The defaults are as follow:

    <constant name="struts.excludedClasses"
              value="
                java.lang.Object,
                java.lang.Runtime,
                java.lang.System,
                java.lang.Class,
                java.lang.ClassLoader,
                java.lang.Shutdown,
                ognl.OgnlContext,
                ognl.MemberAccess,
                ognl.ClassResolver,
                ognl.TypeConverter,
                com.opensymphony.xwork2.ActionContext" />
    <!-- this must be valid regex, each '.' in package name must be escaped! -->
    <constant name="struts.excludedPackageNamePatterns" value="^java\.lang\..*,^ognl.*,^javax.*" />

Any expression or target which evaluates to one of these will be blocked and you see a WARN in logs:

[WARNING] Target class [class example.MyBean] or declaring class of member type [public example.MyBean()] are excluded!

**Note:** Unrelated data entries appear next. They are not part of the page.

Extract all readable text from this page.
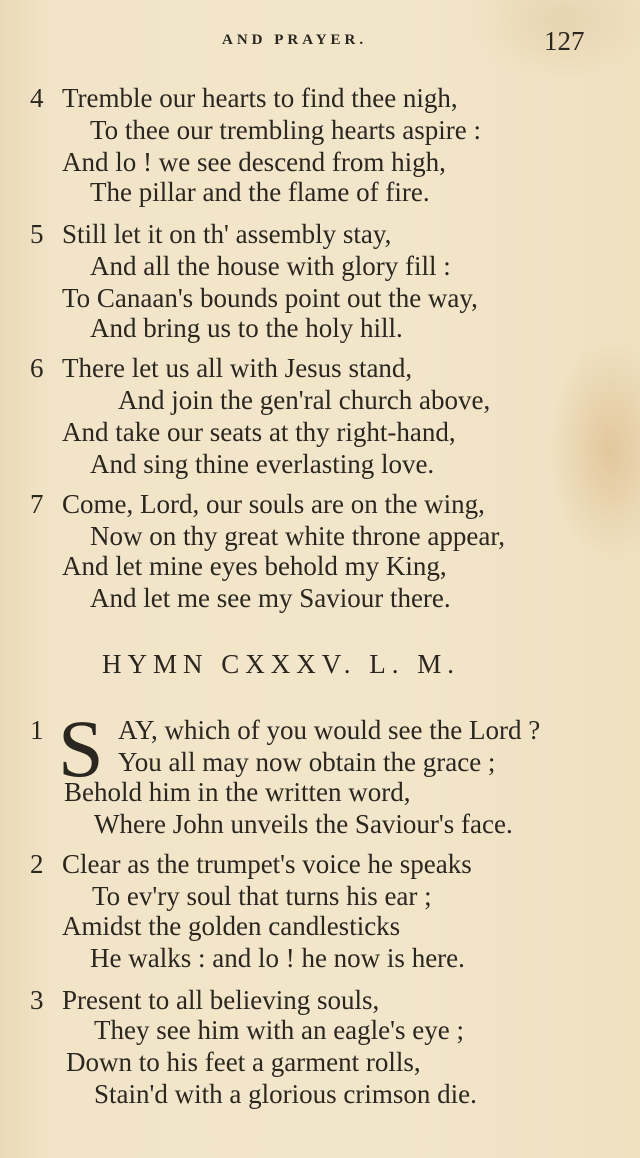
AND PRAYER.	127
4 Tremble our hearts to find thee nigh,
To thee our trembling hearts aspire :
And lo ! we see descend from high,
The pillar and the flame of fire.
5 Still let it on th' assembly stay,
And all the house with glory fill :
To Canaan's bounds point out the way,
And bring us to the holy hill.
6 There let us all with Jesus stand,
And join the gen'ral church above,
And take our seats at thy right-hand,
And sing thine everlasting love.
7 Come, Lord, our souls are on the wing,
Now on thy great white throne appear,
And let mine eyes behold my King,
And let me see my Saviour there.
HYMN CXXXV. L. M.
1 S AY, which of you would see the Lord ?
You all may now obtain the grace ;
Behold him in the written word,
Where John unveils the Saviour's face.
2 Clear as the trumpet's voice he speaks
To ev'ry soul that turns his ear ;
Amidst the golden candlesticks
He walks : and lo ! he now is here.
3 Present to all believing souls,
They see him with an eagle's eye ;
Down to his feet a garment rolls,
Stain'd with a glorious crimson die.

In that case new MyBean() was used to create a new instance of class (inside JSP) - it's blocked because target of such expression is evaluated to java.lang.Class

It is possible to redefine the above constants in struts.xml but try to avoid this and rather change design of your application!

Accessing static methods

Support for accessing static methods from expression will be disabled soon, please consider re-factoring your application to avoid further problems! Please check WW-4348.

OGNL is used to call action's methods

This can impact actions which have large inheritance hierarchy and use the same method's name throughout the hierarchy, this was reported as an issue WW-4405. See the example below:

public class RealAction extends BaseAction {  
    @Action("save")
    public String save() throws Exception {
        super.save();
        return SUCCESS;
    }
}    
 
public class BaseAction extends AbstractAction {
    public String save() throws Exception {
        save(Double.MAX_VALUE);
        return SUCCESS;
    }
}
 
public abstract class AbstractAction extends ActionSupport {
    protected void save(Double val) {
        // some logic
    }
}

In such case OGNL cannot properly map which method to call when request is coming. This is do the OGNL limitation. To solve the problem don't use the same method's names through the hierarchy, you can simply change the action's method from save() to saveAction() and leaving annotation as is to allow call this action via /save.action request.

Accepted / Excluded patterns

As from version 2.3.20 the framework provides two new interfaces which are used to accept / exclude param names and values - AcceptedPatternsChecker and ExcludedPatternsChecker with default implementations. These two interfaces are used by Parameters Interceptor and Cookie Interceptor to check if param can accepted or must be excluded. If you were using excludeParams previously please compare patterns used by you with these provided by the framework in default implementation.